Fungal species causing candidiasis use distinct infection strategies
Candidiasis is a fungal infection caused by a yeast called Candida. It is a serious global health problem and it can be vaginal, oral or systemic. The latter is the most severe form of infection, as it can lead to death, but vaginal candidiasis infection is the most prevalent, affecting 80% of women at some point in their lives.
Scientists led by Dr. Toni Gabaldón, ICREA researcher and group leader at the Institute for Research in Biomedicine (IRB Barcelona) and the Barcelona Supercomputing Center (BSC), in collaboration with Dr. Bernhard Hube's group at the Hans Knoell Institute and the University of Jena in Germany, have described the various mechanisms used by the fungus Candida to infect the epithelium of the vagina and how human cells respond.
Candidiasis is caused by several species of fungus and the study has focused on the four species that cause 90% of cases: Candida albicans, C. glabrata, C. parapsylasis, and C. tropicalis. The researchers have observed that each species has a distinct infection pattern. However, vaginal epithelial cells respond in the same way to different species and the response is modulated according to the severity of the infection as it progresses.
"Understanding the infection processes and the interaction of the fungus with epithelial cells could contribute to the search for a treatment that anticipates the defense response, making it more effective," explains Dr. Gabaldón, head of the Comparative Genomics laboratory at IRB Barcelona and BSC.
A computational study of genetic patterns of infection and defense
Dr.

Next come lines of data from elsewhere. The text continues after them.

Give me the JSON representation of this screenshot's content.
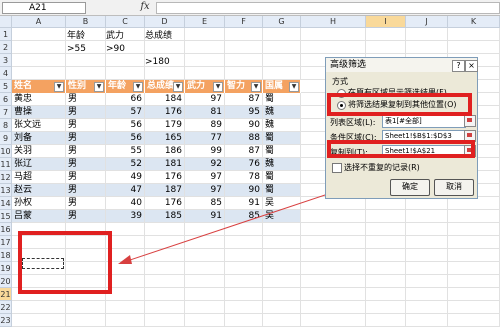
{
  "formula_bar": {
    "cell_ref": "A21",
    "fx": "fx"
  },
  "columns": [
    "A",
    "B",
    "C",
    "D",
    "E",
    "F",
    "G",
    "H",
    "I",
    "J",
    "K"
  ],
  "selected_column": "I",
  "rows": [
    "1",
    "2",
    "3",
    "4",
    "5",
    "6",
    "7",
    "8",
    "9",
    "10",
    "11",
    "12",
    "13",
    "14",
    "15",
    "16",
    "17",
    "18",
    "19",
    "20",
    "21",
    "22",
    "23"
  ],
  "selected_row": "21",
  "criteria": {
    "age_label": "年龄",
    "force_label": "武力",
    "total_label": "总成绩",
    "age_value": ">55",
    "force_value": ">90",
    "total_value": ">180"
  },
  "table": {
    "headers": [
      "姓名",
      "性别",
      "年龄",
      "总成绩",
      "武力",
      "智力",
      "国属"
    ],
    "rows": [
      [
        "黄忠",
        "男",
        "66",
        "184",
        "97",
        "87",
        "蜀"
      ],
      [
        "曹操",
        "男",
        "57",
        "176",
        "81",
        "95",
        "魏"
      ],
      [
        "张文远",
        "男",
        "56",
        "179",
        "89",
        "90",
        "魏"
      ],
      [
        "刘备",
        "男",
        "56",
        "165",
        "77",
        "88",
        "蜀"
      ],
      [
        "关羽",
        "男",
        "55",
        "186",
        "99",
        "87",
        "蜀"
      ],
      [
        "张辽",
        "男",
        "52",
        "181",
        "92",
        "76",
        "魏"
      ],
      [
        "马超",
        "男",
        "49",
        "176",
        "97",
        "78",
        "蜀"
      ],
      [
        "赵云",
        "男",
        "47",
        "187",
        "97",
        "90",
        "蜀"
      ],
      [
        "孙权",
        "男",
        "40",
        "176",
        "85",
        "91",
        "吴"
      ],
      [
        "吕蒙",
        "男",
        "39",
        "185",
        "91",
        "85",
        "吴"
      ]
    ]
  },
  "dialog": {
    "title": "高级筛选",
    "help": "?",
    "close": "×",
    "method_label": "方式",
    "option1": "在原有区域显示筛选结果(F)",
    "option2": "将筛选结果复制到其他位置(O)",
    "list_range_label": "列表区域(L):",
    "list_range_value": "表1[#全部]",
    "criteria_range_label": "条件区域(C):",
    "criteria_range_value": "Sheet1!$B$1:$D$3",
    "copy_to_label": "复制到(T):",
    "copy_to_value": "Sheet1!$A$21",
    "unique_label": "选择不重复的记录(R)",
    "ok": "确定",
    "cancel": "取消"
  },
  "colors": {
    "header_fill": "#f4a261",
    "band_fill": "#dce6f2",
    "highlight": "#e02020"
  }
}
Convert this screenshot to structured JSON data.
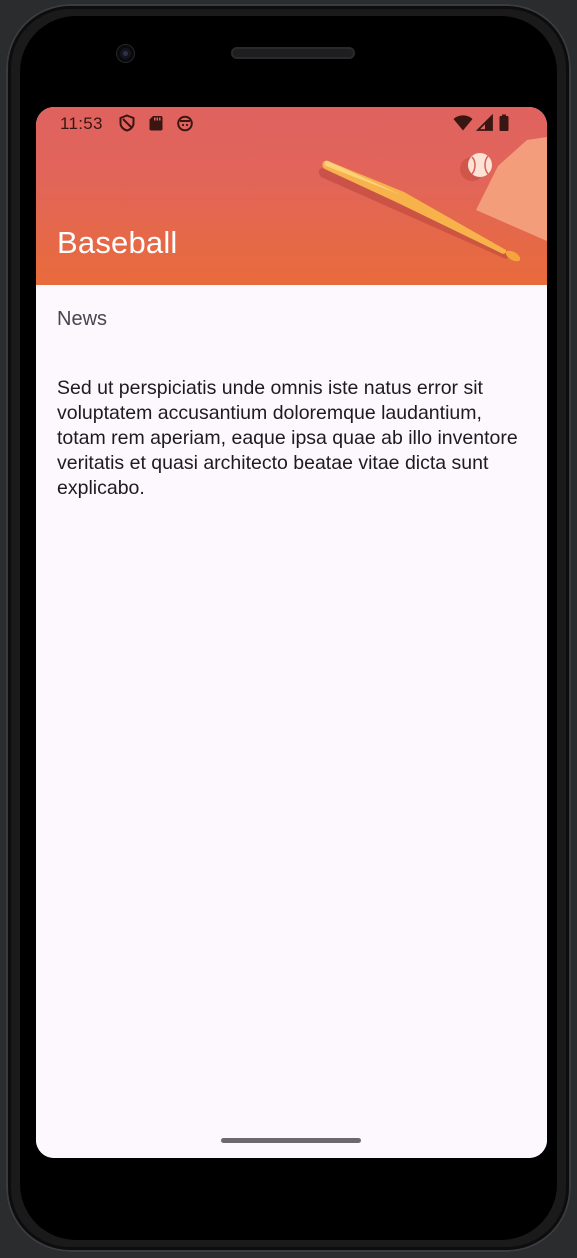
{
  "status_bar": {
    "time": "11:53",
    "left_icons": [
      "shield-icon",
      "sd-card-icon",
      "app-notification-icon"
    ],
    "right_icons": [
      "wifi-icon",
      "cellular-signal-icon",
      "battery-icon"
    ]
  },
  "app_bar": {
    "title": "Baseball",
    "illustration": "baseball-bat-and-ball-illustration"
  },
  "content": {
    "section_label": "News",
    "body": "Sed ut perspiciatis unde omnis iste natus error sit voluptatem accusantium doloremque laudantium, totam rem aperiam, eaque ipsa quae ab illo inventore veritatis et quasi architecto beatae vitae dicta sunt explicabo."
  },
  "colors": {
    "app_bar_top": "#e0625f",
    "app_bar_bottom": "#e86b3b",
    "background": "#fdf7fe",
    "title_text": "#ffffff",
    "body_text": "#1d1b20"
  }
}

Gabaldón's group has focused on the computational analysis of gene expression patterns of the different Candida species during infection. In this regard, they have quantified, analyzed, and compared the genes that are activated and those that remain silent in both human and fungal cells, when infection by the different species of Candida begins.
"Knowing the genetic pattern that corresponds to the pathological process would allow work on a kit to detect infection," explains Hrant Hovhannisyan, co-first author of the study and Ph.D. student of the Comparative Genomics laboratory.
Cell defense based on mitochondrial DNA
Analysis of the genetic defense response of human vaginal epithelial cells revealed that that it was based mainly on the action of mitochondria, the energy organelle of the cell. The researchers found that the mitochondria and even the cells release their DNA, thereby sending a signal to the immune system cells responsible for neutralizing the infection.
"This system had previously been observed as a defense against viral infections and also some bacteria, but it is the first time it has been detected in response to a fungal infection," explains Dr. Gabaldón.
This work was carried out within the framework of an Innovative Training Networks (ITN) project funded within the Marie Skłodowska-Curie Actions call of the European Commission involving ten research groups from several European countries. "The excellence of the partners and the good environment for collaboration fostered by this type of project have allowed us to develop research with high added-value," says Dr. Gabaldón, who is also the project coordinator.